However, research on client care and client satisfaction within the professional services sector reveals that translation companies should never forget that ‘a bird in the hand is worth two in the bush’.
Keeping them happy
Even if you are a small business with limited resources, you should have a rudimentary client care programme in place. The baseline for this will be rigorous client service standards aimed at giving clients a responsive, reliable, efficient and courteous service at all times. The next priority is to enable and encourage regular client feedback. Your programme should also include client activities such as seminars, newsletters and white papers to provide useful and relevant business information.

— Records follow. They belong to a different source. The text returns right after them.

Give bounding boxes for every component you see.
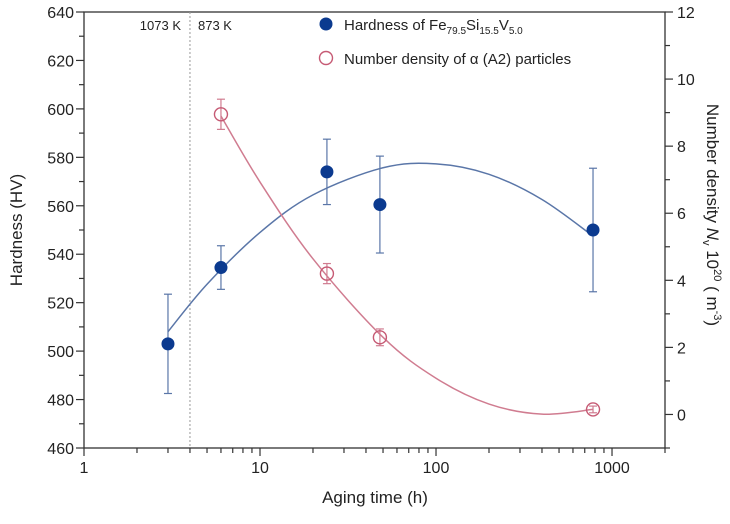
y-tick-label: 620 [47,53,74,70]
data-point [161,337,175,351]
data-point [373,198,387,212]
y2-tick-label: 12 [677,5,695,22]
y-axis-label: Hardness (HV) [7,174,26,286]
y-tick-label: 560 [47,199,74,216]
y2-tick-label: 8 [677,139,686,156]
y-tick-label: 580 [47,150,74,167]
x-tick-label: 1 [80,460,89,477]
legend-marker-density [318,50,334,66]
legend-label-density: Number density of α (A2) particles [344,51,571,68]
y2-tick-label: 10 [677,72,695,89]
y-tick-label: 500 [47,344,74,361]
x-axis-label: Aging time (h) [322,488,428,507]
data-point [320,165,334,179]
data-point [372,330,388,345]
data-point [319,266,335,281]
legend: Hardness of Fe79.5Si15.5V5.0 Number dens… [318,17,571,68]
data-point [214,261,228,275]
y2-tick-label: 4 [677,273,686,290]
legend-marker-hardness [319,17,333,31]
y-tick-label: 540 [47,247,74,264]
y-tick-label: 480 [47,393,74,410]
data-point [585,402,601,417]
y-tick-label: 520 [47,296,74,313]
y2-tick-label: 2 [677,340,686,357]
y2-axis-label: Number density Nv 1020 ( m-3) [700,104,723,326]
fit-curve-1 [220,115,594,415]
data-point [586,223,600,237]
axes: 1 10 100 1000460480500520540560580600620640… [47,5,695,477]
y-tick-label: 640 [47,5,74,22]
data-point [213,107,229,122]
y2-tick-label: 0 [677,407,686,424]
plot-frame [83,11,666,449]
legend-label-hardness: Hardness of Fe79.5Si15.5V5.0 [344,17,523,37]
y-tick-label: 460 [47,441,74,458]
x-tick-label: 10 [251,460,269,477]
annotation-873k: 873 K [198,18,232,33]
marks [161,98,601,417]
annotation-1073k: 1073 K [140,18,182,33]
x-tick-label: 100 [423,460,450,477]
y-tick-label: 600 [47,102,74,119]
x-tick-label: 1000 [594,460,630,477]
y2-tick-label: 6 [677,206,686,223]
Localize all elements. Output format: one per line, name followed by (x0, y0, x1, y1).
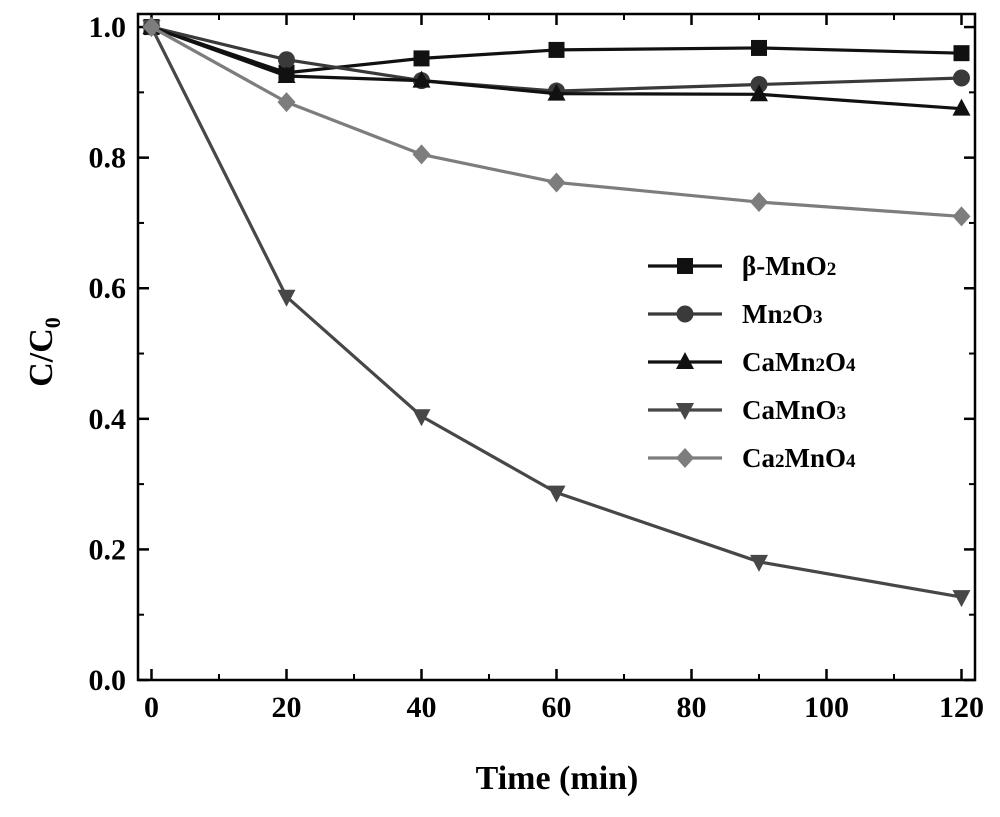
data-point-marker (750, 84, 768, 102)
legend-label-subscript: 3 (813, 307, 823, 328)
x-tick-label: 120 (939, 691, 984, 724)
legend-label-subscript: 2 (827, 259, 837, 280)
series-line (150, 25, 962, 111)
data-point-marker (277, 66, 296, 84)
series-line (151, 25, 962, 93)
x-tick-label: 20 (272, 691, 302, 724)
legend-marker (676, 305, 694, 323)
data-point-marker (547, 172, 566, 193)
series-line (150, 25, 962, 75)
data-point-marker (277, 289, 296, 307)
data-point-marker (278, 51, 295, 69)
series-line (150, 25, 962, 219)
y-tick-label: 1.0 (89, 11, 127, 44)
legend-label-part: Ca (742, 443, 775, 473)
plot-frame (136, 12, 977, 682)
data-point-marker (953, 69, 970, 87)
y-tick-label: 0.2 (89, 533, 127, 566)
legend-marker (676, 448, 694, 468)
legend-entry: Ca2MnO4 (648, 443, 856, 473)
legend-label: CaMn2O4 (742, 347, 856, 377)
y-axis-title-subscript: 0 (40, 317, 65, 328)
legend-marker (676, 403, 694, 420)
y-tick-label: 0.8 (89, 142, 127, 175)
y-axis-title: C/C0 (23, 317, 65, 387)
y-tick-label: 0.6 (89, 272, 127, 305)
legend-label-subscript: 2 (816, 355, 826, 376)
data-point-marker (547, 485, 566, 503)
legend-entry: CaMn2O4 (648, 347, 856, 377)
series-group (142, 17, 971, 227)
data-point-marker (952, 98, 971, 116)
y-axis-title-main: C/C (23, 328, 60, 387)
axes-frame (136, 12, 977, 682)
legend-label-subscript: 4 (846, 355, 856, 376)
legend-label: Mn2O3 (742, 299, 823, 329)
legend-marker (677, 258, 693, 274)
legend-label-part: MnO (785, 443, 847, 473)
data-point-marker (277, 92, 296, 113)
data-point-marker (412, 409, 431, 427)
legend-label-subscript: 4 (846, 451, 856, 472)
data-point-marker (412, 70, 431, 88)
data-point-marker (548, 41, 565, 58)
legend-label-subscript: 2 (775, 451, 785, 472)
x-tick-label: 60 (542, 691, 572, 724)
y-tick-label: 0.0 (89, 664, 127, 697)
legend-label-subscript: 2 (783, 307, 793, 328)
data-point-marker (750, 192, 768, 213)
legend-label: Ca2MnO4 (742, 443, 856, 473)
data-point-marker (952, 590, 971, 608)
legend-label: β-MnO2 (742, 251, 836, 281)
legend-label-part: β-MnO (742, 251, 827, 281)
data-point-marker (413, 50, 430, 67)
x-tick-label: 0 (144, 691, 159, 724)
legend-label: CaMnO3 (742, 395, 846, 425)
legend-label-part: CaMnO (742, 395, 837, 425)
legend-label-part: Mn (742, 299, 783, 329)
data-point-marker (953, 45, 970, 62)
x-tick-label: 80 (677, 691, 707, 724)
legend-label-part: O (792, 299, 813, 329)
legend-label-part: O (825, 347, 846, 377)
legend-entry: CaMnO3 (648, 395, 846, 425)
x-axis-title: Time (min) (476, 760, 639, 797)
data-point-marker (547, 83, 566, 101)
data-point-marker (952, 206, 971, 227)
legend-entry: Mn2O3 (648, 299, 823, 329)
x-tick-label: 40 (407, 691, 437, 724)
series-group (142, 20, 971, 608)
legend-entry: β-MnO2 (648, 251, 836, 281)
y-tick-label: 0.4 (89, 403, 127, 436)
legend-label-part: CaMn (742, 347, 816, 377)
legend-label-subscript: 3 (837, 403, 847, 424)
data-point-marker (750, 554, 768, 572)
x-tick-label: 100 (804, 691, 849, 724)
series-group (143, 19, 970, 81)
data-point-marker (412, 144, 431, 165)
axis-ticks: 0 20 40 60 80 100 120 0.0 0.2 0.4 0.6 0.8 1.0 (89, 11, 985, 724)
data-series (142, 17, 971, 608)
data-point-marker (751, 39, 767, 56)
data-point-marker (142, 17, 161, 38)
series-line (150, 26, 962, 599)
legend-marker (676, 352, 694, 369)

Good client care should make it easier for you to sell additional services at little opportunity cost to your business and encourage clients to become your advocates in the marketplace. It will also help to identify at an early stage any clients who are silently unhappy with your services so that you can take pre-emptive or remedial action.
|Did you know? |
- Only four per cent of clients with problems actually complain
- Clients with a problem will eventually tell nine other people
- Very satisfied clients tell five other people about their good experience
- It's not good enough to be ‘good’ - clients who rate their suppliers with a 'good' score are six times more likely to change than clients who rate them as ‘excellent’
Surveys and audits
Each year we undertake a number of satisfaction surveys and quality audits. These include client satisfaction surveys for both our 'commissioning' clients and local approval contacts; creativity and quality audits of a wide selection of translations; and even linguistic supplier surveys to monitor what our translator network think of us as clients. Together these help to give us a 360° perspective of our performance as well as demonstrating our genuine commitment to providing high standards of translations and service. We always use independent consultants and assessors to undertake the research and the techniques include a mix of face- to-face and telephone interviews that allow the interviewer to probe into the underlying reasons behind answers and give the interviewee the opportunity to discuss any difficult issues with an impartial third party.
We also use email questionnaires and automated online surveys for larger scale research where we are seeking quantitative evidence of improvement. For the creativity and quality audits, the independent assessors undertake detailed scrutiny of completed translations in around 40 languages.
Adding value to our client relationships
As localization can be a complex process - particularly when it involves file engineering, multiple language typesetting, and interactive and online media such as DVDs and websites - we try to keep our clients up to date with relevant technical and strategic developments. These include new content management technologies, translation and workflow tools, design and internationalization guidelines, market trends, and strategies for developing global websites and other multilingual communications collateral.
We invite our clients to attend web seminars (webinars) from the comfort of their own desk and we send them white papers on topical issues and newsletters with client stories and service developments to aid their understanding of how to achieve effective multicultural communication.
We never forget that, while we are only ever as good as our last project, our goal is to build long-term relationships with our clients that are rooted in trust, respect and understanding of each other's business.